Paula Quintela is a woman in perpetual transit. Born in Chile, trained in Canada, and now settled in Brisbane, she injects her artistry with the intricacies of her diverse cultural experiences. Quintela weaves the past, present and future together to show that our personal truth is continuously recomposed.

A mixed-media artist, she recently took the Brisbane art scene by storm after winning the prestigious 2018 Clayton Utz Award, an annual competition that supports Queensland based artists. Sitting down with Quintela to discuss her victory, she acknowledges the road to recognition has not been a straightforward one.
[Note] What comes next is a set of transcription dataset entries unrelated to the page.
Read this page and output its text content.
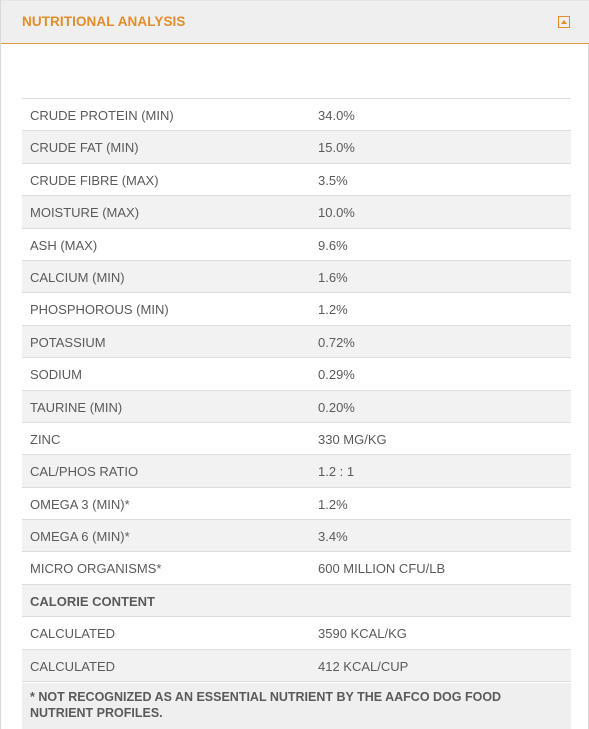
NUTRITIONAL ANALYSIS
CRUDE PROTEIN (MIN)	34.0%
CRUDE FAT (MIN)	15.0%
CRUDE FIBRE (MAX)	3.5%
MOISTURE (MAX)	10.0%
ASH (MAX)	9.6%
CALCIUM (MIN)	1.6%
PHOSPHOROUS (MIN)	1.2%
POTASSIUM	0.72%
SODIUM	0.29%
TAURINE (MIN)	0.20%
ZINC	330 MG/KG
CAL/PHOS RATIO	1.2 : 1
OMEGA 3 (MIN)*	1.2%
OMEGA 6 (MIN)*	3.4%
MICRO ORGANISMS*	600 MILLION CFU/LB
CALORIE CONTENT
CALCULATED	3590 KCAL/KG
CALCULATED	412 KCAL/CUP
* NOT RECOGNIZED AS AN ESSENTIAL NUTRIENT BY THE AAFCO DOG FOOD NUTRIENT PROFILES.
Born in Chile to a large, diverse family, Quintela knew upon leaving school that she wanted to be an artist. Her parents, who worked as architects, were always indulging creative pursuits, and instilled her own passion. “I remember my father always painting, drawing or sculpting, and my mother would make beautiful tapestries and ceramics,” Quintela recalls.

She studied fine arts at Universidad de Chile and completed a degree in painting before working as a professional photographer. She then received printmaking tutelage in Montreal and participated in group exhibitions in France, Hong Kong, New York and Australia, where she yielded to the continent’s sumptuous, tropical rainforests. “The way I see the world has a filter coloured by those experiences.”

Quintela embraces the physical and emotional loss that accompanies the migrant experience, to better articulate who she really is. “Now the good part is that, as an artist, the memory of distance helps you to look back and see more clearly who you are. For me, it eliminates the cultural labels that are attached to you from the moment you are born,” Quintela reflects.

She wields her artistry to investigate the connections between people and places, to externalise her ongoing assimilation of ancestral memories with the complexities of each new culture. Subsequently, Quintela experiments with diverse mediums, including installation, sculpture and printmaking, to “suit the concept and the materiality, the result I am trying to achieve”.

The layering of components enables Quintela to foreground the different combinations of earth, air and water as they exist in the world. “From the textures of the Canadian forest … to the starry sky of the Atacama Desert, this is where I draw my inspiration and imagery,” she explains. The artwork she submitted for the 2018 Clayton Utz Award, Yaganes, was produced using aluminium etching, chine-colle and watercolour, hand drawing on paper. Yaganes explores the plight of traditional Chilean land owners by reanimating the visual cues of ritualistic dance and body painting.

As for 2019, Quintela is working towards a solo exhibition, a third iteration of an installation project titled In Transit that was first exhibited in 2016. As for her long-term aspirations? When it comes down to it, she is enamoured by the simple process of creation. “To be honest, I love making art. It is the best feeling in the world to spend time in my studio, with inspiring music and to lose myself in the world.”